Complicated string

I have a data file example

10302|77747373|442422442|290209|244242|"234|2352"|92482892

It has about 5000 rows the same way in that field.

Needs to look like this.... I need to remove the quotes but the more difficult thing is to remove the pipe between the quotes because there is a pipe in between? Any ideas?

10302|77747373|442422442|290209|244242|2342352|92482892

Try:

awk '{sub(/[|]/,x,$2)}1' FS=\" OFS= file

or something like:

sed 's/"\([^|]*\)|\([^"]*\)"/\1\2/g' file

Note the two solutions (awk and sed) are subtly different. Particularly in how they deal with quoted strings that don't contain a pipe.

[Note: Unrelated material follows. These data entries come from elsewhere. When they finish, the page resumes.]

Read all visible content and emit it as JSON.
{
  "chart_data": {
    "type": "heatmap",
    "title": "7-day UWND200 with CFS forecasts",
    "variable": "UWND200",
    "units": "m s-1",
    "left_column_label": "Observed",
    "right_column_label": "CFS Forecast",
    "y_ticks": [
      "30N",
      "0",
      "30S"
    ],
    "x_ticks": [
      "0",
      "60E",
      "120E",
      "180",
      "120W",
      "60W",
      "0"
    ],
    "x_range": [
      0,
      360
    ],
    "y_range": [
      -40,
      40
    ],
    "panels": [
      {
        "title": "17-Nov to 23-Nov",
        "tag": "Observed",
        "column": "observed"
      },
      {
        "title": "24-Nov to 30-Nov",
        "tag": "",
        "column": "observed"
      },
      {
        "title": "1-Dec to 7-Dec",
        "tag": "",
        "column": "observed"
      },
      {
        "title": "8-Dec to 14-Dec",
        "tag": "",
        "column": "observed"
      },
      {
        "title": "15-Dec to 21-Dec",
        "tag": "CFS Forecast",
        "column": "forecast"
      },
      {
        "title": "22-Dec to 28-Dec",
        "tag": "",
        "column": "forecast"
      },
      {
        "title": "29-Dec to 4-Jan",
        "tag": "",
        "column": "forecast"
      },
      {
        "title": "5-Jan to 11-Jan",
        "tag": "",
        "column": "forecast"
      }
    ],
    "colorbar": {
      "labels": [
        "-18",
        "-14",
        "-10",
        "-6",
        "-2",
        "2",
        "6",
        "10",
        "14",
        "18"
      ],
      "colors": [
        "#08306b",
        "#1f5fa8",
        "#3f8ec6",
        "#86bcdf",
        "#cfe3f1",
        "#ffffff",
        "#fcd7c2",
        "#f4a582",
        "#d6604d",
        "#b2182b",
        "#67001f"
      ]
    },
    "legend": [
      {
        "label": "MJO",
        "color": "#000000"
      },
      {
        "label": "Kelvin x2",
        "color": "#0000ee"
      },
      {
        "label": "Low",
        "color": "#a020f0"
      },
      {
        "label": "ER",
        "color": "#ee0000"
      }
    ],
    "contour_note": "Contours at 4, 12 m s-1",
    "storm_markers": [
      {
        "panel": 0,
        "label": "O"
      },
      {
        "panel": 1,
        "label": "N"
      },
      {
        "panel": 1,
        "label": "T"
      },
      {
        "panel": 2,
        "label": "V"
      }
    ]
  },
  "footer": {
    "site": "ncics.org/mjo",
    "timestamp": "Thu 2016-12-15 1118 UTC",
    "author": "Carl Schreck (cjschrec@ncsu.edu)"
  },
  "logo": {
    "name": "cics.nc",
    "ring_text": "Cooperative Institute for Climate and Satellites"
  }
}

The sed version only removes the quotes (and pipe) if they contain a pipe and does this for all instances on the line (g option), where the awk removes the first set of quotes on the line (and pipe if present), regardless of them containing a pipe.

Not quite. The awk only removes the first set of quotes, IF they contain a pipe symbol. This was done, since the input specification says there is only one field per line. If there are more sets of quotes on the line, then they are also going to be removed, but if that is the case then we also need a different solution.

With the sed at first I left out the g -flag, so that it did the same, but decided to put it in so that if the OP's input file was a little bit different than stated (namely only one field with quotes) he could see the difference and report back...

1 Like

Interesting, I didn't know sub worked that way, in contrast to this awk '{$2=$2}1' FS=\" OFS= file

It is not sub that works this way, but rather it is that $2 only gets changed by sub when the substitution is succesful. If not, then the record does not get recalculated and thus the field separators (the double quotes) remain unchanged.

Yes, output is not written unless the RE matches. For some reason I thought it was equivalent to this $2=gensub(/[|]/,x,"",$2)